DummyClassifier(constant=None, random_state=None, strategy='stratified')

In [10]:
### PLEASE CHANGE THIS CODE TO IMPLEMENT YOUR OWN PREDICTIONS

# Use our dummy classifier to make predictions on test_df using `predict_proba` method:
#predicted_probability = dummy_clf.predict_proba(test_df.drop(['subscription_id', 'observation_dt'], axis=1))[:, 1]

In [11]:
### PLEASE CHANGE THIS CODE TO IMPLEMENT YOUR OWN PREDICTIONS

# Combine predictions with label column into a dataframe
prediction_df = pd.DataFrame({'subscription_id': train_df[['subscription_id']].values[:, 0],
                             'predicted_probability': rf_pred})

In [12]:
### PLEASE CHANGE THIS CODE TO IMPLEMENT YOUR OWN PREDICTIONS

# View our 'prediction_df' dataframe as required for submission.
# Ensure it should contain 217,921 rows and 2 columns 'subscription_id' and 'predicted_probaility'
print(prediction_df.shape)
prediction_df.head(10)

(217921, 2)


Unnamed: 0,subscription_id,predicted_probability
0,-1flsPG4EeuOTBLG4RY78Q,1.0
1,-3jgpo3XEeuquA5bylYGqQ,0.0
2,-4iSgbBhEeutEwol7kuJnw,1.0
3,-D1ayv64Eeuw4w5IkZJKbw,0.0
4,-DJEc-L5Eeub2BLESLBCkw,1.0
5,-EbzSDdgEeyiog5l139adw,1.0
6,-GVVgmMxEeuQZgoplpe76w,1.0
7,-H4Bil5DEeyGdgqSaUkc7Q,1.0
8,-O-hHcevEeuPIA4yld1PaQ,1.0
9,-VFHd3C_EeuyDgqvLkrnfQ,0.0


**PLEASE CHANGE CODE ABOVE TO IMPLEMENT YOUR OWN PREDICTIONS**

## Final Tests - **IMPORTANT** - the cells below must be run prior to submission

Below are some tests to ensure your submission is in the correct format for grading. Please run the tests below an ensure no assertion errors are thrown.

In [13]:
# FINAL TEST CELLS - please make sure all of your code is above these test cells

# Writing to csv for autograding purposes
prediction_df.to_csv("prediction_submission.csv", index=False)
submission = pd.read_csv("prediction_submission.csv")

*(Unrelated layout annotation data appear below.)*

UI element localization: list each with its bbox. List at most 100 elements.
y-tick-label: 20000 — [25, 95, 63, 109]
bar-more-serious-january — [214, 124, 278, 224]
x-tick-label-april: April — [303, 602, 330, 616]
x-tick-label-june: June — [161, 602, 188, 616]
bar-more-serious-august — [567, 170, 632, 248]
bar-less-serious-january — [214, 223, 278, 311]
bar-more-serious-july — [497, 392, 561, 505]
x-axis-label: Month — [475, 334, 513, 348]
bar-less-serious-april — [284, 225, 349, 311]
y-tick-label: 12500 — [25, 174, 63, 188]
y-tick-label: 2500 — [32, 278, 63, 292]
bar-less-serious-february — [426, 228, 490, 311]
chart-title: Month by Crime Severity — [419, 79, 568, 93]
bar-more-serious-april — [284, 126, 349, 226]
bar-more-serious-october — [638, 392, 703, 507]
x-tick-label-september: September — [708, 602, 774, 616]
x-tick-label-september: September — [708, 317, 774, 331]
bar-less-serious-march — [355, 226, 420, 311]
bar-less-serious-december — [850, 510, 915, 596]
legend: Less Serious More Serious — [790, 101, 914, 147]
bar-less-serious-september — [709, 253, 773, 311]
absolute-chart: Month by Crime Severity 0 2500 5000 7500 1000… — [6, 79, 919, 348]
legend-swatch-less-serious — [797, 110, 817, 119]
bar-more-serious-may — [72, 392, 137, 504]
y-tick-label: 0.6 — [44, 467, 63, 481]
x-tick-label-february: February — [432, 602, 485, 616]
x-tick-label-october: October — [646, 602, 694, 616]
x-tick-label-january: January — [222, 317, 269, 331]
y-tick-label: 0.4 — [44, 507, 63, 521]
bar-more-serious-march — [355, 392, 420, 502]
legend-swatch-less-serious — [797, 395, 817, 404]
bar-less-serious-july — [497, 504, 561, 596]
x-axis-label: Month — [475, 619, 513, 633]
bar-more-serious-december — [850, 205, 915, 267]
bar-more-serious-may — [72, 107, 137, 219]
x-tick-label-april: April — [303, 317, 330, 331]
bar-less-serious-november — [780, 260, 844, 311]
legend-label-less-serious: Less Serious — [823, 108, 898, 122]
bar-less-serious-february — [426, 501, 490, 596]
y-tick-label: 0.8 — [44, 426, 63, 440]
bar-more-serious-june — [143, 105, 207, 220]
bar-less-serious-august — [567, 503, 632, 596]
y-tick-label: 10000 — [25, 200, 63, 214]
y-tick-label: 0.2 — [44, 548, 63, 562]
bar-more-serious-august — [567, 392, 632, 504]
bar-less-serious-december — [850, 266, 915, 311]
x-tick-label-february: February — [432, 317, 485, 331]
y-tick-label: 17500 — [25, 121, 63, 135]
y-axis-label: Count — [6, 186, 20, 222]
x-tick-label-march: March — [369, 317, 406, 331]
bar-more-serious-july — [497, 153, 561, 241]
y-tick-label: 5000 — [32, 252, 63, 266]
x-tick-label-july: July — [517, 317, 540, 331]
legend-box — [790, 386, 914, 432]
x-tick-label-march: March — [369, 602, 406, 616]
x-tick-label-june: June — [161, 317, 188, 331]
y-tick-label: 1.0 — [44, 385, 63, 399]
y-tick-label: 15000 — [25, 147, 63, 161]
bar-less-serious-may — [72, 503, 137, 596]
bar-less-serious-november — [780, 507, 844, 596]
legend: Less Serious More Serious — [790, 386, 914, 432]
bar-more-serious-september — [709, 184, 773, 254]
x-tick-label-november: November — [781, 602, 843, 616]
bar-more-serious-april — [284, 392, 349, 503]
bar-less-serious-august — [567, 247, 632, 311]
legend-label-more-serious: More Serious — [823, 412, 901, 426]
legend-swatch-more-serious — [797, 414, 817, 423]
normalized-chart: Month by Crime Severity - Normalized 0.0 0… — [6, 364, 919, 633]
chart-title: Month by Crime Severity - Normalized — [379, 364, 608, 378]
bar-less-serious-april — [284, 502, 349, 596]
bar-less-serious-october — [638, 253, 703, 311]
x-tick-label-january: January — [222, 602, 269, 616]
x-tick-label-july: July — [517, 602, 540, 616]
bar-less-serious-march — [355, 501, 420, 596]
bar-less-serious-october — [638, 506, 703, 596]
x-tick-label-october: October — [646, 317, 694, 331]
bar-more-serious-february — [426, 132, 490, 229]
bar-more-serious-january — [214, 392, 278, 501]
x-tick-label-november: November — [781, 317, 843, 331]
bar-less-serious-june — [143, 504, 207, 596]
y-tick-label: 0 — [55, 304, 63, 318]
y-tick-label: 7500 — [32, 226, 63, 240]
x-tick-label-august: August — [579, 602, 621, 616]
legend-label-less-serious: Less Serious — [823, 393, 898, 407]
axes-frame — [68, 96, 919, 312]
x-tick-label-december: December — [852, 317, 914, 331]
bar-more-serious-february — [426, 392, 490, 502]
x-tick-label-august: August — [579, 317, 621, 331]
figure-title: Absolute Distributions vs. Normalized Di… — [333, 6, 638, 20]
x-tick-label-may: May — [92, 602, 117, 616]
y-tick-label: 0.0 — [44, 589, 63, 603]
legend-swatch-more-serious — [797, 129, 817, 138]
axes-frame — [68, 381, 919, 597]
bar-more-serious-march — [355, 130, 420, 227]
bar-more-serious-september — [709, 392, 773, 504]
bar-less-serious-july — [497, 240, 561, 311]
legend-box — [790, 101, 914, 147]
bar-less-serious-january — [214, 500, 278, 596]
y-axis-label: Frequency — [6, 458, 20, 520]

assert isinstance(submission, pd.DataFrame), 'You should have a dataframe named prediction_df.'

In [14]:
# FINAL TEST CELLS - please make sure all of your code is above these test cells

assert submission.shape[0] == 217921, 'The dataframe prediction_df should have 217921 rows.'

In [15]:
# FINAL TEST CELLS - please make sure all of your code is above these test cells

assert submission.shape[1] == 2, 'The dataframe prediction_df should have 2 columns.'

In [None]:
# FINAL TEST CELLS - please make sure all of your code is above these test cells

## This cell calculates the auc score and is hidden. Submit Assignment to see AUC score.


## SUBMIT YOUR WORK!

Once we are happy with our `prediction_df` we can now submit for autograding! Submit by using the blue **Submit Assignment** at the top of your notebook. Don't worry if your initial submission isn't perfect as you have multiple submission attempts and will obtain some feedback after each submission!